2017 has so far proven to be the deadliest year in a long time for motorcycle crashes.

Out of the 14 traffic-related deaths this year in Boise, eight of those were motorcycle fatalities.

That’s a significant increase from years past.

In 2016 there were zero, four in 2015, two in both 2014 and 2013, and just one back in 2012.

Sgt.

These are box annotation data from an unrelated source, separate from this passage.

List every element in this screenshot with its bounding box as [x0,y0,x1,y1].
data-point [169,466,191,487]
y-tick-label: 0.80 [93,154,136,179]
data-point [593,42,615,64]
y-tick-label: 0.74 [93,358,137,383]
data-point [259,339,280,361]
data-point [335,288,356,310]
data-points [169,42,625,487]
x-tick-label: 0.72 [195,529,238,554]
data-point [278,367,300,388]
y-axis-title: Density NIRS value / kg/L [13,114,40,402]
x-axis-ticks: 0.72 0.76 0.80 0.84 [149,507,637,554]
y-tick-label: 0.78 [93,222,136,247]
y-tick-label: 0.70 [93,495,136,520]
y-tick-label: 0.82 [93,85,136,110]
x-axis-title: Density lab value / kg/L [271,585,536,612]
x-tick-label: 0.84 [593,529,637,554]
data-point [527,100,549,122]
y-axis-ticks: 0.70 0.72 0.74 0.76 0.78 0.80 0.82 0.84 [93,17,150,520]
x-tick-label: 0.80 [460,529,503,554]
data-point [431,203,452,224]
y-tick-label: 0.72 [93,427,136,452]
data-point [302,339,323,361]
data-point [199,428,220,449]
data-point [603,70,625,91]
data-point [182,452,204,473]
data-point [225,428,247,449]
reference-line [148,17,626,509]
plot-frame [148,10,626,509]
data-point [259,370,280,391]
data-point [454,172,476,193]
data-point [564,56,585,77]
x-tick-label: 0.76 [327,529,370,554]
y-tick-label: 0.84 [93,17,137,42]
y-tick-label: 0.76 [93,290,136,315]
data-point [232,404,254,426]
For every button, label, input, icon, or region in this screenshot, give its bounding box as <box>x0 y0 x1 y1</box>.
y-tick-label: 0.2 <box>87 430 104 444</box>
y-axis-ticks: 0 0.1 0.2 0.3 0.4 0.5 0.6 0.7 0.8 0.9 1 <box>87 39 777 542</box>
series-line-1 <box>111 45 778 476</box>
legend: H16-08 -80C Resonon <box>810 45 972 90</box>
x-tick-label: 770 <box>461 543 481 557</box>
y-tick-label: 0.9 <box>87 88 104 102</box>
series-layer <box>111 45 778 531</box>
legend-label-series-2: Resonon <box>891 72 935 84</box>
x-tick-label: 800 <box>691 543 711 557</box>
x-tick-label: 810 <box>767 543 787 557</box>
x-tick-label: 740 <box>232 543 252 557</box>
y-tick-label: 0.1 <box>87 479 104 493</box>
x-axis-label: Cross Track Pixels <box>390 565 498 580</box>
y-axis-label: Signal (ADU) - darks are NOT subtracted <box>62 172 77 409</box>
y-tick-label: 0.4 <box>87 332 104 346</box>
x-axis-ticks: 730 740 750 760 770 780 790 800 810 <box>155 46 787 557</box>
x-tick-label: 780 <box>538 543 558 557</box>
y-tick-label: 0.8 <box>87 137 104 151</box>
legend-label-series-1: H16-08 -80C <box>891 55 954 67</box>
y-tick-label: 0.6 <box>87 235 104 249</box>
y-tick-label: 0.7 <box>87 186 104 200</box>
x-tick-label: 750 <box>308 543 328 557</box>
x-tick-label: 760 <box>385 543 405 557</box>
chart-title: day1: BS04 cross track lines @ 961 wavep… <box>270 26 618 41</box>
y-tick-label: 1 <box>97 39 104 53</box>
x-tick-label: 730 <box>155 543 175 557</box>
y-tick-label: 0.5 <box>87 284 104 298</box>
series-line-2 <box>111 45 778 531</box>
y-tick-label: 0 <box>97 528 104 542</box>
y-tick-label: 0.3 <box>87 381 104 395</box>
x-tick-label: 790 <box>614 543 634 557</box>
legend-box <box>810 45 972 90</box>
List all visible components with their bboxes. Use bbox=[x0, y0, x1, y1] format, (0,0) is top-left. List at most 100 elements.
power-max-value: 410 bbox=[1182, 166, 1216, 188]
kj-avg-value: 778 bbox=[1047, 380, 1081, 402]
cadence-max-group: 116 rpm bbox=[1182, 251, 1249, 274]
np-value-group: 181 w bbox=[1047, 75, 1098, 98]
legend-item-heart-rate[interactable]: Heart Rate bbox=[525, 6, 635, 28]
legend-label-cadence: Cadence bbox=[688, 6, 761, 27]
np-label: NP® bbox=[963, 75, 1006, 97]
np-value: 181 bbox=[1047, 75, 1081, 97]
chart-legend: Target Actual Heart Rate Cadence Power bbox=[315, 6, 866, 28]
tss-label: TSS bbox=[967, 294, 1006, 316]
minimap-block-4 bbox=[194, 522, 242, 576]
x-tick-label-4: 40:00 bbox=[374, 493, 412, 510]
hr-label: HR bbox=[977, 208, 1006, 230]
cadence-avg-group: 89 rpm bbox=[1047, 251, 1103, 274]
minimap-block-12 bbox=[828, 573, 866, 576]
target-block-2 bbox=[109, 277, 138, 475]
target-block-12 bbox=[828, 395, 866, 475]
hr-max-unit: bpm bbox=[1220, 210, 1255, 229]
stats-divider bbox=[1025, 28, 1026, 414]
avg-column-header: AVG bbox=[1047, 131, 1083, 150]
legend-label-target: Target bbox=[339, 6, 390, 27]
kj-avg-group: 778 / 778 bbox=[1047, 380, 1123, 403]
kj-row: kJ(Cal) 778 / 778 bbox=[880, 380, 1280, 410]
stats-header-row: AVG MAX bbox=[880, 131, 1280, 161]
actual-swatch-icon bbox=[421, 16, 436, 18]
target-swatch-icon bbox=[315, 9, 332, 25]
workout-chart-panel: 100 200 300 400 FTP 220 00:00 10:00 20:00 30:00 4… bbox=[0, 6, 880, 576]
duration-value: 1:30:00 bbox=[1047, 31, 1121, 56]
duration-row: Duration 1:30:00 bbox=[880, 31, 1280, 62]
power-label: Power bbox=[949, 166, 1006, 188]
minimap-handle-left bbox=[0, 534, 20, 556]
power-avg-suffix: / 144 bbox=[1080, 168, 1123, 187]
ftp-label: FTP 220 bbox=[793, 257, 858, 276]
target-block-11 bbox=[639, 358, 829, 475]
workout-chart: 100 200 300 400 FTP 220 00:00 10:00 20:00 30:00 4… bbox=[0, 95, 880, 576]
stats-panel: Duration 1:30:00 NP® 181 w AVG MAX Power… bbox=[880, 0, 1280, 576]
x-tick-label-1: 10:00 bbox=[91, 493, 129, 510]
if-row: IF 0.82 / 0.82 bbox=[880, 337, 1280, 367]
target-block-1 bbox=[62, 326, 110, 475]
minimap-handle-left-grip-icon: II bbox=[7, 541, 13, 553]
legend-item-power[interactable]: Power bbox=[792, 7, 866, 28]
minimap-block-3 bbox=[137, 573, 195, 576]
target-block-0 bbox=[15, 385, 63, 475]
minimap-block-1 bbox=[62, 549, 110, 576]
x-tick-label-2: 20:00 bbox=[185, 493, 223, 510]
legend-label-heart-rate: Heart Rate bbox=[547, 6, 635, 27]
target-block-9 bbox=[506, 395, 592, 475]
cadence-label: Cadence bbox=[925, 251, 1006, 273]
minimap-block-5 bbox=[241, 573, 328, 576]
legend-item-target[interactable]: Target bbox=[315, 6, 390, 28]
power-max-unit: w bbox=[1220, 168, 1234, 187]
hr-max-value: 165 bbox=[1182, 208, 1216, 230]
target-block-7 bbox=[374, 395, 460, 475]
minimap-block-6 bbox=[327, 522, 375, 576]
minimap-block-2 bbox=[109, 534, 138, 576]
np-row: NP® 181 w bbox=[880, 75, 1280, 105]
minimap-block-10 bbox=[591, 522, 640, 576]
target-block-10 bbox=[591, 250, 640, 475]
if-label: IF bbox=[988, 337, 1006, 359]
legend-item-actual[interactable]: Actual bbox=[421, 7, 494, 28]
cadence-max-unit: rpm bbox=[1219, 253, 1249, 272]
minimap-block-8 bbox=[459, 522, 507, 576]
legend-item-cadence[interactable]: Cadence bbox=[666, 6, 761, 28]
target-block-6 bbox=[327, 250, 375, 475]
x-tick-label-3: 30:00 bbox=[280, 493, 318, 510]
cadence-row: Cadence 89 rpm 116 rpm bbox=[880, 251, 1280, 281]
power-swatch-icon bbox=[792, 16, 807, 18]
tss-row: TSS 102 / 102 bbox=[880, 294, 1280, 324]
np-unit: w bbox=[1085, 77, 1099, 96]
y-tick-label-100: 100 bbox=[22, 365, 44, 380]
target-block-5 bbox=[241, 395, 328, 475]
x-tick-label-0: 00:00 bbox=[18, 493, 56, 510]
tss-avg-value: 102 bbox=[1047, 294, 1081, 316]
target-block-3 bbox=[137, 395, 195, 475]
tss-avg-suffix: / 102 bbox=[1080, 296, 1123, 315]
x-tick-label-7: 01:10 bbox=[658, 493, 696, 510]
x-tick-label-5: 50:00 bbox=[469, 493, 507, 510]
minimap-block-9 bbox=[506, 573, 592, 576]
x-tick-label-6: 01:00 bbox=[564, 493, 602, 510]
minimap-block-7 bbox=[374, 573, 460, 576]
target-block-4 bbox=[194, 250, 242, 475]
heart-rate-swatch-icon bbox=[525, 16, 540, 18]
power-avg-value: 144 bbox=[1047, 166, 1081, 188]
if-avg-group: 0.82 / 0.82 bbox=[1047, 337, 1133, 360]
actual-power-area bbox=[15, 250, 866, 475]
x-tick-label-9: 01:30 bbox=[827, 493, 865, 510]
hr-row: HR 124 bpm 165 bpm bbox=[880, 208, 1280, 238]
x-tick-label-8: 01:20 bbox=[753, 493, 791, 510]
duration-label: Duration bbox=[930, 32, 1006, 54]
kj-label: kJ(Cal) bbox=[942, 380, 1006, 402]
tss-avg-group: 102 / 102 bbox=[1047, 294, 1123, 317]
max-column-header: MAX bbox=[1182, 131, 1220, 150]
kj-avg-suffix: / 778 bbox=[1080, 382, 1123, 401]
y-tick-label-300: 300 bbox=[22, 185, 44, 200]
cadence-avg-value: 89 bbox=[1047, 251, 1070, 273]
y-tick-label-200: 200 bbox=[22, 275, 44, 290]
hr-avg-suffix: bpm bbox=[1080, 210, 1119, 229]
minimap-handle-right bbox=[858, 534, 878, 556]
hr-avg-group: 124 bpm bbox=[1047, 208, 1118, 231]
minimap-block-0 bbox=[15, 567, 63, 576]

Tom Fleming with Boise Police Department’s Motorcycle Unit says the reason for the uptick is unclear, but says in most of those accidents the rider was at fault.

“For the most part, we can contribute it to a few things,” says Fleming. “Usually it’s the rider themselves not following the rules of the road like speeding, running red lights or stop signs, and then quite honestly we hear it all the time, but not wearing a helmet.”

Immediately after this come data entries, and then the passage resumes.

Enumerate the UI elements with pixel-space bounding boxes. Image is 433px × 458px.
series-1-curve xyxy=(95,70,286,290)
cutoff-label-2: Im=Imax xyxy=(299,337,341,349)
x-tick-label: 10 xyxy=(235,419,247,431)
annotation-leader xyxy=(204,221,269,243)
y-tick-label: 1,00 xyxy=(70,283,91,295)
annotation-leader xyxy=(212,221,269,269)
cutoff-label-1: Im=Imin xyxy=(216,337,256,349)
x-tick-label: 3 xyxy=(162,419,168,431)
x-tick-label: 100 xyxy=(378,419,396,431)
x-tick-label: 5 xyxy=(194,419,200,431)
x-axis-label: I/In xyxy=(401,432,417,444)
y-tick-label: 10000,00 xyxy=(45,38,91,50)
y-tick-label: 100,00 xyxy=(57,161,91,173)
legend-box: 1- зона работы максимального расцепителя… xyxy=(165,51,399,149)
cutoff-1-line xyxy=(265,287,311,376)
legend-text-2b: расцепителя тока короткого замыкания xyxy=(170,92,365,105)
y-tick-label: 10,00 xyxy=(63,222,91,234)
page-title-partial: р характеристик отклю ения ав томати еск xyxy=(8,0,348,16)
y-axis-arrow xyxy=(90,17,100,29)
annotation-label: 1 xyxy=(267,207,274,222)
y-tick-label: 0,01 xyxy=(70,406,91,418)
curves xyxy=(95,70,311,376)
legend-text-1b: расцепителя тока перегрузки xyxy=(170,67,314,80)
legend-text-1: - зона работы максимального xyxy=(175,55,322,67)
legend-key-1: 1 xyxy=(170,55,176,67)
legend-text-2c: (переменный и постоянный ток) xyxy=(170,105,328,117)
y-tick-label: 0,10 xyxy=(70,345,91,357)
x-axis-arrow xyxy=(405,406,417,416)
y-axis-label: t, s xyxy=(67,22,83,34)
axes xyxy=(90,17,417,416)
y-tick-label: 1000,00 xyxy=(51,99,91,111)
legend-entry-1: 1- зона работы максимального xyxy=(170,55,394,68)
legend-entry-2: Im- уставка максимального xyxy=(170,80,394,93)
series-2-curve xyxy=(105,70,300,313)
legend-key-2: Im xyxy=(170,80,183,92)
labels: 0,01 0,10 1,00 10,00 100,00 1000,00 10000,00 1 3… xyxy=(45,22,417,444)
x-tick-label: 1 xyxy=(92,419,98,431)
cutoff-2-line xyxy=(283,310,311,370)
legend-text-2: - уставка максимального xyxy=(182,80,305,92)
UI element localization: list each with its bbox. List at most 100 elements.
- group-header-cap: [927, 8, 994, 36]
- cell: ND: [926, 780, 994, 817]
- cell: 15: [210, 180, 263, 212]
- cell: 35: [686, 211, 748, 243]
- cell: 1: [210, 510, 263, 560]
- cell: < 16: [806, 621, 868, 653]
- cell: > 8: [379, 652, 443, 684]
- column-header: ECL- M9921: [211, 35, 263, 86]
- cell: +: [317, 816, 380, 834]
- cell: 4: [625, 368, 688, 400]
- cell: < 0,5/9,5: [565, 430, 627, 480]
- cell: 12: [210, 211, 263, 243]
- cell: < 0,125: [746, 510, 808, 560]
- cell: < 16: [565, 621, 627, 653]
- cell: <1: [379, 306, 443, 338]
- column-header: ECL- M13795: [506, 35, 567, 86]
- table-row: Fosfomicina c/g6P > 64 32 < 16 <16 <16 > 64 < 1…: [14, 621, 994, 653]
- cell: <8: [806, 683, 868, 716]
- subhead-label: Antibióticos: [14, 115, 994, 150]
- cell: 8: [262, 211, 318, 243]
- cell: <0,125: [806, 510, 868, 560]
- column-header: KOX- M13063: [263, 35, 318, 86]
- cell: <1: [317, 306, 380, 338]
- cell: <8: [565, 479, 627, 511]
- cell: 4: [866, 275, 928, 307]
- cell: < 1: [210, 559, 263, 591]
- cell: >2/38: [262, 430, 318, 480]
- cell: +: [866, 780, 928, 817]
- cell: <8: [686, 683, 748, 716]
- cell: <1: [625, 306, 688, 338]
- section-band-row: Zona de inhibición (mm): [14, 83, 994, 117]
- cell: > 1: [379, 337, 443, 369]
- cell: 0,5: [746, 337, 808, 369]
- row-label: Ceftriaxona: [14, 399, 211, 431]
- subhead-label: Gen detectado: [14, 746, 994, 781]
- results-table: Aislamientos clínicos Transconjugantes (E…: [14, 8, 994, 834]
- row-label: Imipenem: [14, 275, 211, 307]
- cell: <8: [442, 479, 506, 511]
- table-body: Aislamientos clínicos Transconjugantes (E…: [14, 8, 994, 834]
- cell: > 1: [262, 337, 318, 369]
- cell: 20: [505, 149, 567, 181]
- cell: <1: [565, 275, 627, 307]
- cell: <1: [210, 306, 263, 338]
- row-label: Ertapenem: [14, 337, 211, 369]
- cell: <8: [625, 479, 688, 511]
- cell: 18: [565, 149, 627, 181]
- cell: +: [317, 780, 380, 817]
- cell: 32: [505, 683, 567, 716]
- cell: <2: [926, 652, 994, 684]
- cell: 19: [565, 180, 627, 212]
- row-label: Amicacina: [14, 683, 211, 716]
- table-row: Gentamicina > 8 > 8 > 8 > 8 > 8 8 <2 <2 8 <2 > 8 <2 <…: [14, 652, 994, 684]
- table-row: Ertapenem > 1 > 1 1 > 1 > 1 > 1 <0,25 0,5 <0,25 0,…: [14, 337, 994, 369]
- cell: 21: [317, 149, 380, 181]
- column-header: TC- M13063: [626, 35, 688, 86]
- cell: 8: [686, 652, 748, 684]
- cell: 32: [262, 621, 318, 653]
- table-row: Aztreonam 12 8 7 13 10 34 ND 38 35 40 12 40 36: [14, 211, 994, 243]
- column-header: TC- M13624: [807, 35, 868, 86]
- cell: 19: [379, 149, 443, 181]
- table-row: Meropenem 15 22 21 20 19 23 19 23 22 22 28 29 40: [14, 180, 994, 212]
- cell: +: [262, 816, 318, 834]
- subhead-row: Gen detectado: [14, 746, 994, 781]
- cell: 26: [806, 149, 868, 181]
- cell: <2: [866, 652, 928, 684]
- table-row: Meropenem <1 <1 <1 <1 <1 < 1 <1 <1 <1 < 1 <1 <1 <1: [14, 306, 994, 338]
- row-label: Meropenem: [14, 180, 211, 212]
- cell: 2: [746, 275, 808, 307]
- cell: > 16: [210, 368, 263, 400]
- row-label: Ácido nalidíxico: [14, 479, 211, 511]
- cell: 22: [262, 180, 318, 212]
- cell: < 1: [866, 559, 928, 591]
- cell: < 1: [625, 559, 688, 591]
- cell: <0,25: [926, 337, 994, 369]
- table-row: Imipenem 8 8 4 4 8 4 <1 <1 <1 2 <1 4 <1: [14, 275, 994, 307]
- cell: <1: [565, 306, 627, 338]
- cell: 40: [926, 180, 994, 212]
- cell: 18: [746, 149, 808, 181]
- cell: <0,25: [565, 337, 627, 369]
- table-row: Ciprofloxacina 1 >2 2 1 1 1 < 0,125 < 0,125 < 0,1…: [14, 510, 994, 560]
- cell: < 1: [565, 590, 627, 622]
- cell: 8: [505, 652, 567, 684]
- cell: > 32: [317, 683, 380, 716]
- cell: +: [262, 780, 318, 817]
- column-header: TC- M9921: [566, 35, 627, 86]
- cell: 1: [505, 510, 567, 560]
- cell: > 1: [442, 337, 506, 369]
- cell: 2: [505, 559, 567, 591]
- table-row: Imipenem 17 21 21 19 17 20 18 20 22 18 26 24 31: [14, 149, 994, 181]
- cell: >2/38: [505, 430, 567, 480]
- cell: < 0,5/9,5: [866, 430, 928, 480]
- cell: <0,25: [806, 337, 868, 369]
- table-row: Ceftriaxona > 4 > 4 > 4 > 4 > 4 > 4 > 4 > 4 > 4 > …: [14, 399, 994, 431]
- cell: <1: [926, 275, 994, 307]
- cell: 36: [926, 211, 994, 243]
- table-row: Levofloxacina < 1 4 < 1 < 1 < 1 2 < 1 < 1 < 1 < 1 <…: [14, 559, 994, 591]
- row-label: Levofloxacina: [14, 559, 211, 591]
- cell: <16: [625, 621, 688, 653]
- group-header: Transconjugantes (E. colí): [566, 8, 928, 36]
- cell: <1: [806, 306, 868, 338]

And of the eight fatal Boise motorcycle crashes this year, six were during Idaho's 100 Deadliest Days.

“People are out riding earlier and later, we do unfortunately have alcohol involved with riders and drivers of other vehicles, so it does make it a little deadlier in terms of the number of people that are out at that time traveling,” explains Fleming.

Deadly motorcycle accidents statewide haven't increased as dramatically.

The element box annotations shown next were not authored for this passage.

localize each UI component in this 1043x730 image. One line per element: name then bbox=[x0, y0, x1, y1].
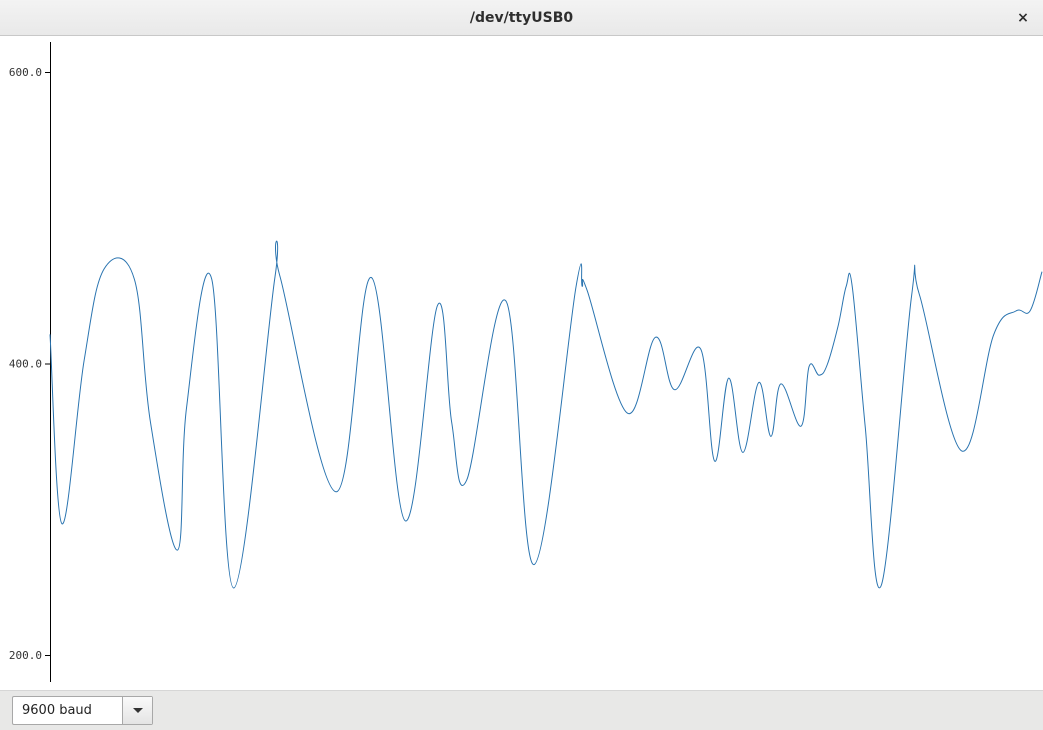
serial-plotter-canvas: 600.0 400.0 200.0 bbox=[0, 37, 1043, 690]
y-tick-label: 600.0 bbox=[9, 66, 42, 79]
close-icon[interactable]: × bbox=[1017, 10, 1029, 26]
baud-rate-value: 9600 baud bbox=[22, 703, 92, 718]
y-tick-label: 400.0 bbox=[9, 358, 42, 371]
chevron-down-icon bbox=[133, 708, 143, 713]
title-bar: /dev/ttyUSB0 × bbox=[0, 0, 1043, 36]
baud-dropdown-button[interactable] bbox=[122, 697, 152, 724]
window-title: /dev/ttyUSB0 bbox=[469, 10, 574, 26]
line-chart: 600.0 400.0 200.0 bbox=[9, 42, 1043, 682]
series-line bbox=[49, 240, 1043, 589]
y-tick-label: 200.0 bbox=[9, 649, 42, 662]
baud-rate-select[interactable]: 9600 baud bbox=[12, 696, 153, 725]
bottom-toolbar: 9600 baud bbox=[0, 690, 1043, 730]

There have been 25 motorcycle fatalities to date in 2017 and 23 last year.

To cut down on those statistics, Fleming says riders to need to better follow the rules of the road, such as going the speed limit, obeying traffic laws, and wearing a helmet, even though it’s not required.

He also recommends taking a class.

“I think above that they should really be interested in taking safety classes to become better riders like getting into the STAR program, not just getting the license but making them a better rider,” says Fleming.